14 But and if ye suffer for righteousness' sake, happy are ye: and be not afraid of their terror, neither be troubled;
15 But sanctify the Lord God in your hearts: and be ready always to give an answer to every man that asketh you a reason of the hope that is in you with meekness and fear:
16 Having a good conscience; that, whereas they speak evil of you, as of evildoers, they may be ashamed that falsely accuse your good conversation in Christ.
17 For it is better, if the will of God be so, that ye suffer for well doing, than for evil doing.
18 For Christ also hath once suffered for sins, the just for the unjust, that he might bring us to God, being put to death in the flesh, but quickened by the Spirit: ...
Forasmuch then as Christ hath suffered for us in the flesh, arm yourselves likewise with the same mind: for he that hath suffered in the flesh hath ceased from sin;
That he no longer should live the rest of his time in the flesh to the lusts of men, but to the will of God.
This selection starts in 1 Peter 2:19 and goes through to 1 Peter 4:2. I specifically selected the verses that are most applicable to the topic at hand, whether it is within the will of God for Christians to suffer and why. It starts out stating that it is "thankworthy" to suffer and grieve. This means a person who is in the midst of suffering should be thanking God. If a person is to thank God, that means  God is sovereign over our suffering. No need to question what kind of God would permit such a thing (Romans 9), just thank Him.

Then Peter goes on to say that this thing, this suffering, this grief is something to which God has specifically called us. Did you hear that? God called us to suffer. But before he called us to suffer, He did another thing. He caused His own Son to suffer so he (Christ) could serve as an example to us for how to do it. Is there any disagreement about what is being said there? It isn't ambiguous, right? He starts out addressing servants and their mistreatment by masters. He is describing this mistreatment, not as inconvenient, but as suffering and grieving. It's bad.
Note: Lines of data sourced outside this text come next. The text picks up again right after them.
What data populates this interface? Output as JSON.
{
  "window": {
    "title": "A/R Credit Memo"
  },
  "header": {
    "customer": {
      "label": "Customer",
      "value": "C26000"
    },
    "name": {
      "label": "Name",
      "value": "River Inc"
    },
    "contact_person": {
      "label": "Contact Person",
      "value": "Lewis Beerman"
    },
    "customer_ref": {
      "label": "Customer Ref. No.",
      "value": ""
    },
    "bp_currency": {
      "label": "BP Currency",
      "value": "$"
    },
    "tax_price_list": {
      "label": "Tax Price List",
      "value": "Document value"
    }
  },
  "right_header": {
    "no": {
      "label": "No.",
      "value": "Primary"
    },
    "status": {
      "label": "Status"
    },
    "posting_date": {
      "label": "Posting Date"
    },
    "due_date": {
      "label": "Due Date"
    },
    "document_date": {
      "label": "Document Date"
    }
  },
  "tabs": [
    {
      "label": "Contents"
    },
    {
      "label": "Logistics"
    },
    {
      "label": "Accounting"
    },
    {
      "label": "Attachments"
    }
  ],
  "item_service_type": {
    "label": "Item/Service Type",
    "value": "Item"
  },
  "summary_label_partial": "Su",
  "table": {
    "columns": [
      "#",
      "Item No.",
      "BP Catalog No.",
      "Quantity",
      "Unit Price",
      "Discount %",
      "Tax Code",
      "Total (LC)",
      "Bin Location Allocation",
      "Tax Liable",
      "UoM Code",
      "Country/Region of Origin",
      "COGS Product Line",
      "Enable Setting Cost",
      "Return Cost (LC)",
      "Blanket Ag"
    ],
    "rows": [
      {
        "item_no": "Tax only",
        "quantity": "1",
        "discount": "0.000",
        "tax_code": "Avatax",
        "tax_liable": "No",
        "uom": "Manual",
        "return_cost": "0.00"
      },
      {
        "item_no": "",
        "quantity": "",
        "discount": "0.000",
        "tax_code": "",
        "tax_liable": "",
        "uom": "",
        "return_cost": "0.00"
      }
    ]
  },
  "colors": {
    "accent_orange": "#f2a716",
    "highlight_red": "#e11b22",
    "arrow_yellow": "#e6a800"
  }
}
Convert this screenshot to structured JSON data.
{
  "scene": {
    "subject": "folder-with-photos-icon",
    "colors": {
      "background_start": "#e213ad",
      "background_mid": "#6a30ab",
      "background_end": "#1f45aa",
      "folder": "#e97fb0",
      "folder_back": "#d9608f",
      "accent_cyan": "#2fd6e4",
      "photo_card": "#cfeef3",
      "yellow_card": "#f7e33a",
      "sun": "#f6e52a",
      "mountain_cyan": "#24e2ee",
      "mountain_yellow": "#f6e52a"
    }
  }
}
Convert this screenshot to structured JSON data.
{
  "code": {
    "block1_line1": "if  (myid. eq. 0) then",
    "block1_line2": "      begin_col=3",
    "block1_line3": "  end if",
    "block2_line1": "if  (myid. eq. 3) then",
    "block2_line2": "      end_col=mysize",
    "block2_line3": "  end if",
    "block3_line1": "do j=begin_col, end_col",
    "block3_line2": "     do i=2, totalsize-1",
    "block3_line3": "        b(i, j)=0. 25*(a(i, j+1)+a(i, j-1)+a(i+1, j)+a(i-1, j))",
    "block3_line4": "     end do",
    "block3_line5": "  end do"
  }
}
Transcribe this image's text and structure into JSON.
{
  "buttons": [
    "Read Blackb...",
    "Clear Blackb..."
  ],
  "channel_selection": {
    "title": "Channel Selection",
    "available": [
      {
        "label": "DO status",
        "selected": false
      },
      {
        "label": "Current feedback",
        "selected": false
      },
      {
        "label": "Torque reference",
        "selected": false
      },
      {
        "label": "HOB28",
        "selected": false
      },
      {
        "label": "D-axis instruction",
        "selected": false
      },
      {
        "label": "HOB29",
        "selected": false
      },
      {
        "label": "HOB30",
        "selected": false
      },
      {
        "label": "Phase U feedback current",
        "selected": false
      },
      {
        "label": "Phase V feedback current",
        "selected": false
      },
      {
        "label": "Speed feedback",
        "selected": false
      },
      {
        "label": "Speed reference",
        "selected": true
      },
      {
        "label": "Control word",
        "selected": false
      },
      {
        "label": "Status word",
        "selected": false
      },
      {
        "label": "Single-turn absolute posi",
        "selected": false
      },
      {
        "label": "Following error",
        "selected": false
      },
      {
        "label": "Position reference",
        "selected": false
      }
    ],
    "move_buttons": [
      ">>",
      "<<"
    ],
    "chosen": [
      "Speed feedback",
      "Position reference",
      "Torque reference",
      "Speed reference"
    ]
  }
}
Peter tells the servants how to suffer. Without reviling. Without threatening. Without sin and without guile. The servants don't need to fear because God is seeing all of that and is judging with righteous judgement. They don't even need to attempt to make their own case.

Here comes the amazing part to me, as a woman. Chapter 3 starts out with the words "likewise ye wives..." We know Peter didn't write this as a separate or stand alone chapter. He wrote it as one long narrative and verse 1 of Chapter 3 follows up the advice to servants to suffer righteously by addressing wives and telling them to also suffer in the same manner as the servants, and to follow Christ's example. We don't "complete Christ's suffering" as was comically asserted as a common teaching by Natalie Klejwa at Visionary Womanhood, instead we suffer in His footsteps, following the example He set. Peter said that some wives will SUFFER at the hands of their husbands who do not obey the word. And was his advice to those wives that they should take a test to see if their husband is an emotional abuser? Nope. Peter's advice, it might even be considered a command, is for the wife to make herself subject to her husband. Not because he is loving her like Christ loved the Church, but precisely because he IS NOT.

And did you see verse 14? Again, I am amazed. God's ways are not my ways. He says that if I, as a wife, suffer at the hands (or mouth) of my husband I should be happy, I should not be in terror or be troubled. Why? Because of the hope that lies within me. The hope of the gospel. The sure knowledge of God's love and His righteousness. Then we see in verse 17 that my suffering, if I suffer for good, IS the will of God! God wills that I suffer! Can this be true? I assure you, it is. And Peter urges us to have the mind of Christ in this matter (in the same way Paul urges us to have the mind of Christ in Philippians 2), to not live in the flesh, and to live "to the will of God." Amen.

Natalie Klejwa would have you believe that if your husband does not obey the word, you are in a "destructive relationship." But the Word of God tells you to believe that God's will, which sometimes includes suffering in marriage, cannot destroy you.  So, who is telling the truth in this matter?